Flatten the dough with the help of a rolling pin and start passing it through a pasta machine. Start from the widest setting and reduce until you reach the wanted thickness for your pasta. I stopped at 4 in this instance. Cut your pasta into long stripes.
Bring water to boil. Salt generously and cook the pasta for 2 to 3 minutes.

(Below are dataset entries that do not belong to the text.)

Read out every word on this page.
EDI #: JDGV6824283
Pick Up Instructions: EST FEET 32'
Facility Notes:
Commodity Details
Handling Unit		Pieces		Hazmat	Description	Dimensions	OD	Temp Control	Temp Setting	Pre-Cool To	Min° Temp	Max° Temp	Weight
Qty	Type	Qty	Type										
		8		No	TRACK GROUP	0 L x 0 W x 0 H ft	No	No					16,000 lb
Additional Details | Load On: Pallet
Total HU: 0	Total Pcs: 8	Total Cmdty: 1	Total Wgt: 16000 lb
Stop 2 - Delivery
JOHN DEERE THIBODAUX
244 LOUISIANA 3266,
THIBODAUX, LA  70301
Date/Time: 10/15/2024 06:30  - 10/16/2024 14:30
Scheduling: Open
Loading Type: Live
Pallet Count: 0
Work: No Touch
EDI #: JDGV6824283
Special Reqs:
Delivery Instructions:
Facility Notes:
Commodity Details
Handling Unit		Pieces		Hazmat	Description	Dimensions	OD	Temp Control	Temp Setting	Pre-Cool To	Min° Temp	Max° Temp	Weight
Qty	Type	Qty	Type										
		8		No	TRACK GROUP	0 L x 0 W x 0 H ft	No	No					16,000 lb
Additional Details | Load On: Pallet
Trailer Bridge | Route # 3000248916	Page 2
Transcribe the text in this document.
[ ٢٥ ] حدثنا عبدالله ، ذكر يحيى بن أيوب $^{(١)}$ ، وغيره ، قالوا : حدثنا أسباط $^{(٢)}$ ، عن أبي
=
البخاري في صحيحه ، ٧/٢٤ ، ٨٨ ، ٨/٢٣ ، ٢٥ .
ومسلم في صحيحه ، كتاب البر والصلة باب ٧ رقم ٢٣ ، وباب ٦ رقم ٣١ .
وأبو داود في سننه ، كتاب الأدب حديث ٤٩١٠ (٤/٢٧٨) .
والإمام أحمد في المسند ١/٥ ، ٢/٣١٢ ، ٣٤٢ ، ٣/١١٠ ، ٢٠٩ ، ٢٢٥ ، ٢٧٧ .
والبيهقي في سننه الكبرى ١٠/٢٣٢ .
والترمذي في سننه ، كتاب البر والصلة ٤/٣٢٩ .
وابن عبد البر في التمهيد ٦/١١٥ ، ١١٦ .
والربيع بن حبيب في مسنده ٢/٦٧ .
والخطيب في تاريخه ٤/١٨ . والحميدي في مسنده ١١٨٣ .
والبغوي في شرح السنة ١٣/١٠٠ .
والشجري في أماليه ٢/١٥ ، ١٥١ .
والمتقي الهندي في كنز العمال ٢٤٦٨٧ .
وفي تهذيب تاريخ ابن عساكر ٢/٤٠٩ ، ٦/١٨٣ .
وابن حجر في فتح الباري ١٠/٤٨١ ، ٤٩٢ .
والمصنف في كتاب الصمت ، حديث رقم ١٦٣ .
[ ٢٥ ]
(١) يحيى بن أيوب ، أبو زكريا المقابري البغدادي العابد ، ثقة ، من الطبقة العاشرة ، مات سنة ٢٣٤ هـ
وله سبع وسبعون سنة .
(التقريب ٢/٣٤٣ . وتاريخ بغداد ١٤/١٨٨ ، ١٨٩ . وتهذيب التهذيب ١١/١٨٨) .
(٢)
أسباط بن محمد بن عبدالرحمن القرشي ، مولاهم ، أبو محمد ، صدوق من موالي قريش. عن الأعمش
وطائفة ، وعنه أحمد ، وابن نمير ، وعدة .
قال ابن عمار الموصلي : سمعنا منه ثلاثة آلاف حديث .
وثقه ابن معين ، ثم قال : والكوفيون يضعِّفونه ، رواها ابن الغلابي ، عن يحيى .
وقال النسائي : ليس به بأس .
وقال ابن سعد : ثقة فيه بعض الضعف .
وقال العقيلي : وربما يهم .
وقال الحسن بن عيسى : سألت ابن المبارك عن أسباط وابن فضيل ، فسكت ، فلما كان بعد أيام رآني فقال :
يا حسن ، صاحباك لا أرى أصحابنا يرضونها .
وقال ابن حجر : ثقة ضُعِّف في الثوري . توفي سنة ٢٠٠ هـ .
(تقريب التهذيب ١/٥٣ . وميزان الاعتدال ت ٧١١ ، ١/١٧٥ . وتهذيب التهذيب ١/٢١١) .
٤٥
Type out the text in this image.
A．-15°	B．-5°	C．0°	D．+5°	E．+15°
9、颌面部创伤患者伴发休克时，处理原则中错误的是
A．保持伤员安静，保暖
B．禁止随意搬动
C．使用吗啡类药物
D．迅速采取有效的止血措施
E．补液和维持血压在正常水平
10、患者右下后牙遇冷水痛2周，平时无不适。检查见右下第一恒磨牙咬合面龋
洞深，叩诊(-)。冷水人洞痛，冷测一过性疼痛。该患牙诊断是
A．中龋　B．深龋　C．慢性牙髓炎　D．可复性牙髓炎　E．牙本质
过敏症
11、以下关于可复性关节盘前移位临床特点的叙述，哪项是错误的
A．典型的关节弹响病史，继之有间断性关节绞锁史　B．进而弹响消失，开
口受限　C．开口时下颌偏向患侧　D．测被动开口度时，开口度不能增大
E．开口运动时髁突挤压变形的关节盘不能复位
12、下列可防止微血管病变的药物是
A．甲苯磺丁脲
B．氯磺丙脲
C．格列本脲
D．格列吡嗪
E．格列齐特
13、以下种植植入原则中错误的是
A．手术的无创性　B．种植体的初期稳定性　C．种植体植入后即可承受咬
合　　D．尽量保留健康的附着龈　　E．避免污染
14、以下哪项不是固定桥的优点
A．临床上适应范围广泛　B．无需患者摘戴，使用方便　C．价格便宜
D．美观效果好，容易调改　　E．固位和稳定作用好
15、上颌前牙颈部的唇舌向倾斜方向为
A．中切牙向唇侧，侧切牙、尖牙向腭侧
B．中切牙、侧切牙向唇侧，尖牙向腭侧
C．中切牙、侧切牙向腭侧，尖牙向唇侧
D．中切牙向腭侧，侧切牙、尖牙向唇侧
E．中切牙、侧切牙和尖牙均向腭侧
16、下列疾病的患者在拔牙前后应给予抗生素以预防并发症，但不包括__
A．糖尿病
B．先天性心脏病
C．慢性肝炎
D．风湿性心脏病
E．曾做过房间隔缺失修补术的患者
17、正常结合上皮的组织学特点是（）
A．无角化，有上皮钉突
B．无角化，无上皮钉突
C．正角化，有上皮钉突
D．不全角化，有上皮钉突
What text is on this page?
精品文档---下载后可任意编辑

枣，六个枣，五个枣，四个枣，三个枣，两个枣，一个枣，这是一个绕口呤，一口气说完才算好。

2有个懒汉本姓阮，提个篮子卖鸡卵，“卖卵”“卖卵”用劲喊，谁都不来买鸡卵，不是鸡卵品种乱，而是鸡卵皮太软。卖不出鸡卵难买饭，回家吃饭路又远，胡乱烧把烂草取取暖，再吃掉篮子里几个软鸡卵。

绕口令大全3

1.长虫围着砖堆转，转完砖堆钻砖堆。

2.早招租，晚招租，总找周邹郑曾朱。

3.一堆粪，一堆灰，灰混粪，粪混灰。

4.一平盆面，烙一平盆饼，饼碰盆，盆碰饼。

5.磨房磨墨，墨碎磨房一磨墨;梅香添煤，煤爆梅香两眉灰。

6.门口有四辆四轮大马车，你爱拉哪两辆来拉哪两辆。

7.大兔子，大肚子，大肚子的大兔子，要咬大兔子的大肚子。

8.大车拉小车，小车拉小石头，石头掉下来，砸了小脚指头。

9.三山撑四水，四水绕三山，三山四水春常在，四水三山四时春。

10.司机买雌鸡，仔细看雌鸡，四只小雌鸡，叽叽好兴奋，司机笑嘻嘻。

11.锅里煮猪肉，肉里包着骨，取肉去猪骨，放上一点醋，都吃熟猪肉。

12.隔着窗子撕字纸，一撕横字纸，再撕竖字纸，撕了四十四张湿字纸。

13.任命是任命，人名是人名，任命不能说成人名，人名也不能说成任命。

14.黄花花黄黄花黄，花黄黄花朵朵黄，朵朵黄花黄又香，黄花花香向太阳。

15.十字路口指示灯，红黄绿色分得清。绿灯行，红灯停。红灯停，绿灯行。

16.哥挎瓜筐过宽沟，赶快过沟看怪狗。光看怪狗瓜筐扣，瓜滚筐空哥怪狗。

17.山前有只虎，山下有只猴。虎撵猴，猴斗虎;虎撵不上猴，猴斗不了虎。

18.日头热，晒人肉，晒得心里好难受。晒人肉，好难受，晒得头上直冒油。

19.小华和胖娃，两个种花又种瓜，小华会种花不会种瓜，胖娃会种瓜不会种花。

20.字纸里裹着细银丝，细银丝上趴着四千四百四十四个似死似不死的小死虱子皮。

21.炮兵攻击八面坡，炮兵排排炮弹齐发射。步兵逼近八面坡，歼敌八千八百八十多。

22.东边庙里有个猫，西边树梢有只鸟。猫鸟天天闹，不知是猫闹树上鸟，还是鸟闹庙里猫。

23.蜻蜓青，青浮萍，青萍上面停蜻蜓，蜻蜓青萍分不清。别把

For the chestnut and mushroom ragù:
1 red onion, thinly chopped
A handful of parsley, sage and rosemary, all thinly chopped
A handful of chestnuts, shelled, peeled and thinly grated
1 carrot, thinly grated
A handful of cherry tomatoes, roughly chopped
800g tomato sauce
1 tbsp of dried porcini mushrooms, immersed into 1 teacup of boiled water
400g chestnut mushroom, thinly sliced
A gulp of white wine
Extra bay and sage leaves
In a heavy duty casserole, fry the battuto of onion, parsley, sage and rosemary on a low heat. Add the chestnuts and carrot, keep frying on a low heat, then add the cherry tomatoes, chestnut mushrooms and white wine. Stir, stir, stir until the alcohol has evaporated. Add the two cans of chopped tomatoes and dried porcini mushrooms mini broth. Thread the bay and sage leaves with string, immerse into the ragù, reduce the heat and leave the potion to simmer gently. Don’t cover the casserole as the water must evaporate for the ragù to thicken.
Serve on pasta. This ragù preserves well in the fridge too; savour cold, on toast, the next day.